Americans United for Separation of Church and State applauded today’s decision by the 4th U.S. Circuit Court of Appeals that affirmed a Maryland public school district is not required to fund a child’s religious education.
Americans United and allies had filed a friend-of-the-court brief in Leiman v. Smith, urging the court to reject the argument that the Leiman family of Montgomery County was entitled to tuition reimbursement for their special-needs child under the Individuals with Disabilities Education Act (IDEA). The brief says the First Amendment does not require government to provide religious instruction to any student.
“The Montgomery County public schools are willing and able to provide an appropriate education for the Leimans’ son,” said Richard B. Katskee, Americans United’s legal director. “The family is free to seek private religious instruction for their child, but they’re not entitled to have taxpayers cover the cost.”
Akiva and Shani Leiman have conceded that their child, identified as M.L., could receive an appropriate education through a public school program. But because they want M.L. to receive Jewish-themed lessons, they argue that M.L. should be sent to a Jewish school – and that Maryland taxpayers should foot the bill. They have argued that Jewish teachings are vital to M.L. so that he can learn how to live in his Orthodox community.

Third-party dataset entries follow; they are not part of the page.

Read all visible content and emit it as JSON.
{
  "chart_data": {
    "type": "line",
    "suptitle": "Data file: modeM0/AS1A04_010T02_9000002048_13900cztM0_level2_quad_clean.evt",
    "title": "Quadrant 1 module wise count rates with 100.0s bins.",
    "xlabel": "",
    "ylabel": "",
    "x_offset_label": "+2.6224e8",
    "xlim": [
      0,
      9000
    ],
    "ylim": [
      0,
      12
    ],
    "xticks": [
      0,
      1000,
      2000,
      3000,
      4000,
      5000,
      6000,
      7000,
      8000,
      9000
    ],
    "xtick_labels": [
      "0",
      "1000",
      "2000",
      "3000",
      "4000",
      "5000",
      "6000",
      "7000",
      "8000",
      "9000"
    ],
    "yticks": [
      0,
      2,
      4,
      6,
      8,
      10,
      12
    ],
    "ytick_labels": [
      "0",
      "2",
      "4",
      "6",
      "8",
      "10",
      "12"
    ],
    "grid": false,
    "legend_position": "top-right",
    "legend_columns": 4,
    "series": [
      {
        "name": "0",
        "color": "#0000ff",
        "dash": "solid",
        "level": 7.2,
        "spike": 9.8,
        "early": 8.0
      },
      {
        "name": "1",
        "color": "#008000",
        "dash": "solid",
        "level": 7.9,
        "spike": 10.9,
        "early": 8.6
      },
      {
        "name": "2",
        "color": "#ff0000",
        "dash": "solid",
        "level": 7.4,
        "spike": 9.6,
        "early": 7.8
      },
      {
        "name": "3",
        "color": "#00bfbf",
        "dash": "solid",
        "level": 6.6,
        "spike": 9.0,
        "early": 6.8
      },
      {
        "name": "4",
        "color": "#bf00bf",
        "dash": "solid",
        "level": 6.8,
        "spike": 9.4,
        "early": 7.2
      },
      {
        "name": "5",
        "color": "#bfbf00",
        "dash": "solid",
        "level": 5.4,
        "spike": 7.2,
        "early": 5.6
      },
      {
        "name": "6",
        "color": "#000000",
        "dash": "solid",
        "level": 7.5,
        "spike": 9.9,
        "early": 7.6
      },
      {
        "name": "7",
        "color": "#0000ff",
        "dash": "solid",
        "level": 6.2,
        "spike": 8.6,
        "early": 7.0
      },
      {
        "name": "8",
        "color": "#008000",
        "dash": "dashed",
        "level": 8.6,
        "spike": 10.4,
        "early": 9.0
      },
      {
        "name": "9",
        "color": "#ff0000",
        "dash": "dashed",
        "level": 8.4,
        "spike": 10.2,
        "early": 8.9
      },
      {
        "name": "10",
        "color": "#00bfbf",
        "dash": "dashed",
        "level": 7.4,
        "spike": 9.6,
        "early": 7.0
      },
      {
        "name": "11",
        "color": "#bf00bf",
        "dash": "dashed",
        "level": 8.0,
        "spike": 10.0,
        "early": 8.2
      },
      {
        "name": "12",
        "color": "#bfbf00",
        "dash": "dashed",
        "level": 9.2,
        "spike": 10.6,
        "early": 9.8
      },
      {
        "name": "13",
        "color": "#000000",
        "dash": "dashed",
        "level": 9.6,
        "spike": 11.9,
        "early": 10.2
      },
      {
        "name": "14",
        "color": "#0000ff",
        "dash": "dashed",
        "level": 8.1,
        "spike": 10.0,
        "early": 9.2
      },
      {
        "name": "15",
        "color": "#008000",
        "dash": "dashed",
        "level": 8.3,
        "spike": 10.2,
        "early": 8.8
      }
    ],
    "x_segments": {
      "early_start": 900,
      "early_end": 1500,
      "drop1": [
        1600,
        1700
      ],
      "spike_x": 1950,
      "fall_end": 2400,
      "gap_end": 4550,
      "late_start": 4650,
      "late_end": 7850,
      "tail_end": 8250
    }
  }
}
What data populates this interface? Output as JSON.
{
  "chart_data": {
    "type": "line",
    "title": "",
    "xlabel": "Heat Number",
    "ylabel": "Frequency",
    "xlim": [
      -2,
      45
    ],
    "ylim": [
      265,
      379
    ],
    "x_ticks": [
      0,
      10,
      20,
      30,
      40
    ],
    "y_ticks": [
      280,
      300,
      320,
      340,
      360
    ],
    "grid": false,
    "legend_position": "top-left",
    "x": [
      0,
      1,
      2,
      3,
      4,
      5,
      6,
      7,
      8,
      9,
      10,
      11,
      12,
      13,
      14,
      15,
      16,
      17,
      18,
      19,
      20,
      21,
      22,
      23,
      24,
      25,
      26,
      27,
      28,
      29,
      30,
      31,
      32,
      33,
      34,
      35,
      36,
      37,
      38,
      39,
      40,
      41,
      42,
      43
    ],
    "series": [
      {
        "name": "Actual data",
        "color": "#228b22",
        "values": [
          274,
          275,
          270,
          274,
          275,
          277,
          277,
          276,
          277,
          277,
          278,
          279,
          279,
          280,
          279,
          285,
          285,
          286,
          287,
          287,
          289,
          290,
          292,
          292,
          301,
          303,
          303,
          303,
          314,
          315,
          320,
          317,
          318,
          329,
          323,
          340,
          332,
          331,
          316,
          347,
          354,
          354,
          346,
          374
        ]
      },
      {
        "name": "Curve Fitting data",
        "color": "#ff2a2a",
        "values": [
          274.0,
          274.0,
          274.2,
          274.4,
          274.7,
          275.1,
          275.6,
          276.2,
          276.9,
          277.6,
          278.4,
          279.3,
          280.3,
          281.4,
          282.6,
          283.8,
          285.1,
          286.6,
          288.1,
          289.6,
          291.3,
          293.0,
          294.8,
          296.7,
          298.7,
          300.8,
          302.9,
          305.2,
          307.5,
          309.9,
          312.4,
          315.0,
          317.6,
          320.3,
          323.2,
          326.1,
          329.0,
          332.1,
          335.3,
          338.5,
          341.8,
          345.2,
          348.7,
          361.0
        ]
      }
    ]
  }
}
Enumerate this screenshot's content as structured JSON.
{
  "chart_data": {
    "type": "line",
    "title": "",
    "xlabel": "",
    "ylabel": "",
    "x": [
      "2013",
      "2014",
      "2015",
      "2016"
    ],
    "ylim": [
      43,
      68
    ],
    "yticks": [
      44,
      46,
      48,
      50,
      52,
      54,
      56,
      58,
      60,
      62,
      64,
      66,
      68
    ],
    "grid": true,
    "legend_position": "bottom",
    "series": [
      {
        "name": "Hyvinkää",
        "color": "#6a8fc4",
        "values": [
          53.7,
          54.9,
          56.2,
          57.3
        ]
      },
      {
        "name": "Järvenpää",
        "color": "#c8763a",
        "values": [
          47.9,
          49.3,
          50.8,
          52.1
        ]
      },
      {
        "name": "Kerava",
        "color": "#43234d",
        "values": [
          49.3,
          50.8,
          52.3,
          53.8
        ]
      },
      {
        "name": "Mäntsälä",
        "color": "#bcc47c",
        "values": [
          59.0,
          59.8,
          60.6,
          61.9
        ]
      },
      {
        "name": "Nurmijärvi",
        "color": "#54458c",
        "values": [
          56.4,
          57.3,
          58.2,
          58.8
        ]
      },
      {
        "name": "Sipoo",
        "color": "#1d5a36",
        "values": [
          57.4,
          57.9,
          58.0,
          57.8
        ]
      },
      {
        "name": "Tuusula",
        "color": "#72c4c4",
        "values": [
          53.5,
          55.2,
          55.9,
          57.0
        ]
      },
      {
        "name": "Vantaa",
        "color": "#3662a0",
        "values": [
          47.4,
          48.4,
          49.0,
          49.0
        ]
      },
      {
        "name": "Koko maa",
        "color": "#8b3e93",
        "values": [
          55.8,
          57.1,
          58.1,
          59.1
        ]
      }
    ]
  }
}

Both an administrative-law judge and a federal district court rejected these arguments; today, the 4th Circuit affirmed the lower court’s decision.
AU’s brief was written by Katskee and former AU Madison Fellow Carmen Green. The American Civil Liberties Union, ACLU of Maryland, Baptist Joint Committee for Religious Liberty, Central Conference of American Rabbis, Jewish Social Policy Action Network, People For the American Way Foundation, Union for Reform Judaism and Women of Reform Judaism joined the brief.
Americans United is a religious liberty watchdog group based in Washington, D.C. Founded in 1947, the organization educates Americans about the importance of church-state separation in safeguarding religious freedom.